Excuse the unflattering photos of me, I was beyond exhausted and not feeling great. But I still wanted to share the cuteness.




























In other news, I think she laid an egg.


----------



## ollieandme (Mar 25, 2013)

aw she's a cutie!!
and an egg  wow!! at least that confirms gender :lol:
has the sock come yet?


----------



## Mezza (Feb 19, 2013)

AAAWWW! So much llike Skiddles - such snuggle bunnies.


----------



## urbandecayno5 (Oct 24, 2012)

She looks like such a mush
The second pic is super cute


----------



## moonchild (Jul 29, 2012)

ollieandme said:


> aw she's a cutie!!
> and an egg  wow!! at least that confirms gender :lol:
> has the sock come yet?


Well, I guess it COULD be Aurora's egg but Dolce was "playing" with it. Rolling it around and biting at it a bit.  I don't think she thought it was a toy...I've never seen a tiel play with a ball that way. Sigh. Time to get some fake eggs probably...
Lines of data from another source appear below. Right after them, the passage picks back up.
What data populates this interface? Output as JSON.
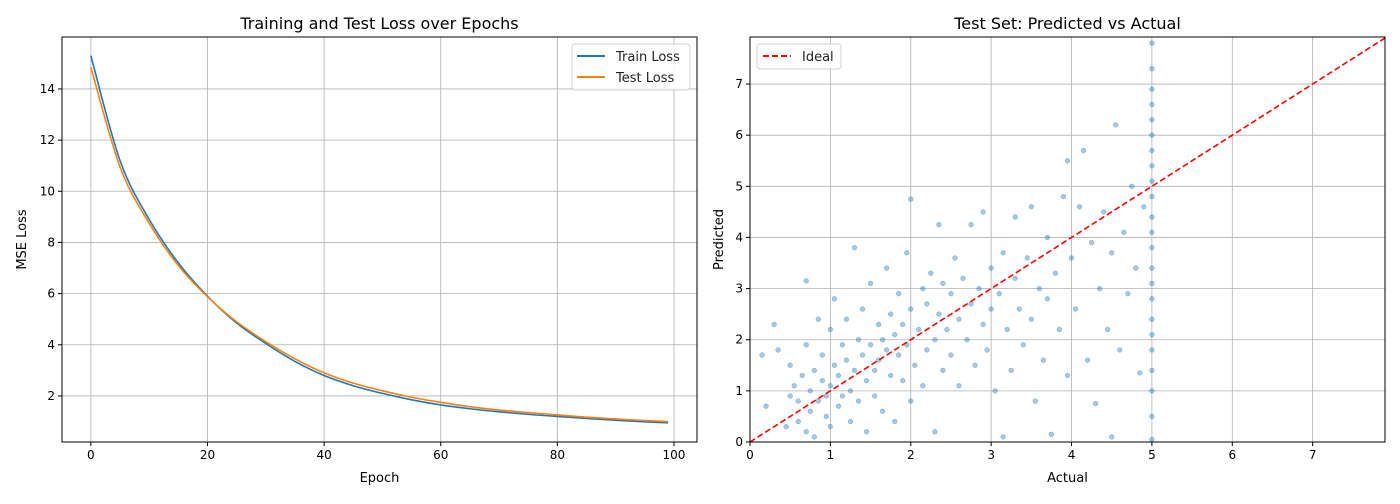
{
  "chart_data": [
    {
      "type": "line",
      "title": "Training and Test Loss over Epochs",
      "xlabel": "Epoch",
      "ylabel": "MSE Loss",
      "xlim": [
        -4.95,
        103.95
      ],
      "ylim": [
        0.2,
        16.03
      ],
      "xticks": [
        0,
        20,
        40,
        60,
        80,
        100
      ],
      "yticks": [
        2,
        4,
        6,
        8,
        10,
        12,
        14
      ],
      "grid": true,
      "legend": "top-right",
      "x": [
        0,
        5,
        10,
        15,
        20,
        25,
        30,
        35,
        40,
        45,
        50,
        55,
        60,
        65,
        70,
        75,
        80,
        85,
        90,
        95,
        99
      ],
      "series": [
        {
          "name": "Train Loss",
          "color": "#1f77b4",
          "values": [
            15.3,
            11.2,
            8.9,
            7.2,
            5.9,
            4.85,
            4.05,
            3.35,
            2.8,
            2.4,
            2.1,
            1.85,
            1.65,
            1.5,
            1.38,
            1.28,
            1.2,
            1.12,
            1.05,
            0.99,
            0.95
          ]
        },
        {
          "name": "Test Loss",
          "color": "#ff7f0e",
          "values": [
            14.85,
            10.95,
            8.75,
            7.1,
            5.88,
            4.9,
            4.12,
            3.45,
            2.9,
            2.5,
            2.2,
            1.95,
            1.75,
            1.58,
            1.45,
            1.35,
            1.26,
            1.17,
            1.1,
            1.04,
            1.0
          ]
        }
      ]
    },
    {
      "type": "scatter",
      "title": "Test Set: Predicted vs Actual",
      "xlabel": "Actual",
      "ylabel": "Predicted",
      "xlim": [
        0,
        7.9
      ],
      "ylim": [
        0,
        7.92
      ],
      "xticks": [
        0,
        1,
        2,
        3,
        4,
        5,
        6,
        7
      ],
      "yticks": [
        0,
        1,
        2,
        3,
        4,
        5,
        6,
        7
      ],
      "grid": true,
      "legend": "top-left",
      "point_color": "#1f77b4",
      "reference_line": {
        "name": "Ideal",
        "color": "#ff0000",
        "style": "dashed",
        "from": [
          0,
          0
        ],
        "to": [
          7.9,
          7.9
        ]
      },
      "points": [
        [
          0.15,
          1.7
        ],
        [
          0.3,
          2.3
        ],
        [
          0.35,
          1.8
        ],
        [
          0.2,
          0.7
        ],
        [
          0.45,
          0.3
        ],
        [
          0.5,
          0.9
        ],
        [
          0.5,
          1.5
        ],
        [
          0.55,
          1.1
        ],
        [
          0.6,
          0.4
        ],
        [
          0.6,
          0.8
        ],
        [
          0.65,
          1.3
        ],
        [
          0.7,
          3.15
        ],
        [
          0.7,
          0.2
        ],
        [
          0.7,
          1.9
        ],
        [
          0.75,
          0.6
        ],
        [
          0.75,
          1.0
        ],
        [
          0.8,
          1.4
        ],
        [
          0.8,
          0.1
        ],
        [
          0.85,
          2.4
        ],
        [
          0.85,
          0.8
        ],
        [
          0.9,
          1.2
        ],
        [
          0.9,
          1.7
        ],
        [
          0.95,
          0.5
        ],
        [
          0.95,
          0.9
        ],
        [
          1.0,
          2.2
        ],
        [
          1.0,
          1.1
        ],
        [
          1.0,
          0.3
        ],
        [
          1.05,
          1.5
        ],
        [
          1.05,
          2.8
        ],
        [
          1.1,
          0.7
        ],
        [
          1.1,
          1.3
        ],
        [
          1.15,
          1.9
        ],
        [
          1.15,
          0.9
        ],
        [
          1.2,
          2.4
        ],
        [
          1.2,
          1.6
        ],
        [
          1.25,
          1.0
        ],
        [
          1.25,
          0.4
        ],
        [
          1.3,
          3.8
        ],
        [
          1.3,
          1.4
        ],
        [
          1.35,
          2.0
        ],
        [
          1.35,
          0.8
        ],
        [
          1.4,
          1.7
        ],
        [
          1.4,
          2.6
        ],
        [
          1.45,
          1.2
        ],
        [
          1.45,
          0.2
        ],
        [
          1.5,
          1.9
        ],
        [
          1.5,
          3.1
        ],
        [
          1.55,
          1.4
        ],
        [
          1.55,
          0.9
        ],
        [
          1.6,
          2.3
        ],
        [
          1.6,
          1.6
        ],
        [
          1.65,
          2.0
        ],
        [
          1.65,
          0.6
        ],
        [
          1.7,
          1.8
        ],
        [
          1.7,
          3.4
        ],
        [
          1.75,
          1.3
        ],
        [
          1.75,
          2.5
        ],
        [
          1.8,
          2.1
        ],
        [
          1.8,
          0.4
        ],
        [
          1.85,
          1.7
        ],
        [
          1.85,
          2.9
        ],
        [
          1.9,
          1.2
        ],
        [
          1.9,
          2.3
        ],
        [
          1.95,
          3.7
        ],
        [
          1.95,
          1.9
        ],
        [
          2.0,
          4.75
        ],
        [
          2.0,
          2.6
        ],
        [
          2.0,
          0.8
        ],
        [
          2.05,
          1.5
        ],
        [
          2.1,
          2.2
        ],
        [
          2.15,
          3.0
        ],
        [
          2.15,
          1.1
        ],
        [
          2.2,
          2.7
        ],
        [
          2.2,
          1.8
        ],
        [
          2.25,
          3.3
        ],
        [
          2.3,
          2.0
        ],
        [
          2.3,
          0.2
        ],
        [
          2.35,
          4.25
        ],
        [
          2.35,
          2.5
        ],
        [
          2.4,
          1.4
        ],
        [
          2.4,
          3.1
        ],
        [
          2.45,
          2.2
        ],
        [
          2.5,
          1.7
        ],
        [
          2.5,
          2.9
        ],
        [
          2.55,
          3.6
        ],
        [
          2.6,
          2.4
        ],
        [
          2.6,
          1.1
        ],
        [
          2.65,
          3.2
        ],
        [
          2.7,
          2.0
        ],
        [
          2.75,
          4.25
        ],
        [
          2.75,
          2.7
        ],
        [
          2.8,
          1.5
        ],
        [
          2.85,
          3.0
        ],
        [
          2.9,
          2.3
        ],
        [
          2.9,
          4.5
        ],
        [
          2.95,
          1.8
        ],
        [
          3.0,
          3.4
        ],
        [
          3.0,
          2.6
        ],
        [
          3.05,
          1.0
        ],
        [
          3.1,
          2.9
        ],
        [
          3.15,
          0.1
        ],
        [
          3.15,
          3.7
        ],
        [
          3.2,
          2.2
        ],
        [
          3.25,
          1.4
        ],
        [
          3.3,
          3.2
        ],
        [
          3.3,
          4.4
        ],
        [
          3.35,
          2.6
        ],
        [
          3.4,
          1.9
        ],
        [
          3.45,
          3.6
        ],
        [
          3.5,
          4.6
        ],
        [
          3.5,
          2.4
        ],
        [
          3.55,
          0.8
        ],
        [
          3.6,
          3.0
        ],
        [
          3.65,
          1.6
        ],
        [
          3.7,
          4.0
        ],
        [
          3.7,
          2.8
        ],
        [
          3.75,
          0.15
        ],
        [
          3.8,
          3.3
        ],
        [
          3.85,
          2.2
        ],
        [
          3.9,
          4.8
        ],
        [
          3.95,
          5.5
        ],
        [
          3.95,
          1.3
        ],
        [
          4.0,
          3.6
        ],
        [
          4.05,
          2.6
        ],
        [
          4.1,
          4.6
        ],
        [
          4.15,
          5.7
        ],
        [
          4.2,
          1.6
        ],
        [
          4.25,
          3.9
        ],
        [
          4.3,
          0.75
        ],
        [
          4.35,
          3.0
        ],
        [
          4.4,
          4.5
        ],
        [
          4.45,
          2.2
        ],
        [
          4.5,
          0.1
        ],
        [
          4.5,
          3.7
        ],
        [
          4.55,
          6.2
        ],
        [
          4.6,
          1.8
        ],
        [
          4.65,
          4.1
        ],
        [
          4.7,
          2.9
        ],
        [
          4.75,
          5.0
        ],
        [
          4.8,
          3.4
        ],
        [
          4.85,
          1.35
        ],
        [
          4.9,
          4.6
        ],
        [
          5.0,
          0.05
        ],
        [
          5.0,
          0.5
        ],
        [
          5.0,
          1.0
        ],
        [
          5.0,
          1.4
        ],
        [
          5.0,
          1.8
        ],
        [
          5.0,
          2.1
        ],
        [
          5.0,
          2.4
        ],
        [
          5.0,
          2.8
        ],
        [
          5.0,
          3.1
        ],
        [
          5.0,
          3.4
        ],
        [
          5.0,
          3.8
        ],
        [
          5.0,
          4.1
        ],
        [
          5.0,
          4.4
        ],
        [
          5.0,
          4.8
        ],
        [
          5.0,
          5.1
        ],
        [
          5.0,
          5.4
        ],
        [
          5.0,
          5.7
        ],
        [
          5.0,
          6.0
        ],
        [
          5.0,
          6.3
        ],
        [
          5.0,
          6.6
        ],
        [
          5.0,
          6.9
        ],
        [
          5.0,
          7.3
        ],
        [
          5.0,
          7.8
        ]
      ]
    }
  ]
}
The sock hasn't come yet, but it should be here soon.


----------



## BirdCrazyJill (Apr 23, 2013)

aww what a little sweetie


----------



## RexiesMuM (Sep 7, 2011)

She is still gorgeous despite missing all those feathers !! My flock loves to roll around ping ping balls , Wouldn't surprise me if she was playing with the egg


----------



## .Alexandra. (Sep 11, 2012)

Aww that is really cute! 
And good luck with the egg thing


----------



## scootergirl762 (Aug 27, 2013)

What a sweetie! Good luck with the egg, too. Did you want them to breed?


----------



## Anna-marie (Jul 30, 2013)

awww what a sweetie


----------



## eduardo (Jan 27, 2012)

What a sweetheart!


----------



## Loopy Lou (Jul 26, 2012)

Aww what a cutie 

Good luck finding the owner of the egg :O I guess you'll be waiting for more to appear!


----------



## urbandecayno5 (Oct 24, 2012)

Any chances theres a baby in it?


----------



## Renae (Feb 9, 2008)

Lovely photos! 

Sent from Petguide.com Free App


----------



## moonchild (Jul 29, 2012)

Thanks everyone. 
Her sock sweater kit came yesterday! The socks are white. Now the hard part: getting one ON her.



RexiesMuM said:


> She is still gorgeous despite missing all those feathers !! My flock loves to roll around ping ping balls , Wouldn't surprise me if she was playing with the egg


Hmmm I wonder then! Nobody has gone near the egg since I saw her playing with it, so it's a mystery for now. 



scootergirl762 said:


> What a sweetie! Good luck with the egg, too. Did you want them to breed?


Definitely not! lol. I have too much on my plate right now to worry about breeding, and in my area Craigslist is flooded with tiels. No need to add to the problem. Too hard to find *good* homes for babies.



urbandecayno5 said:


> Any chances theres a baby in it?


No idea...but it's a little bit cracked anyway.  I'm ordering fake eggs to preempt the problem.


----------



## Vickitiel (Oct 10, 2012)

She is ADORABLE! Great pics!


----------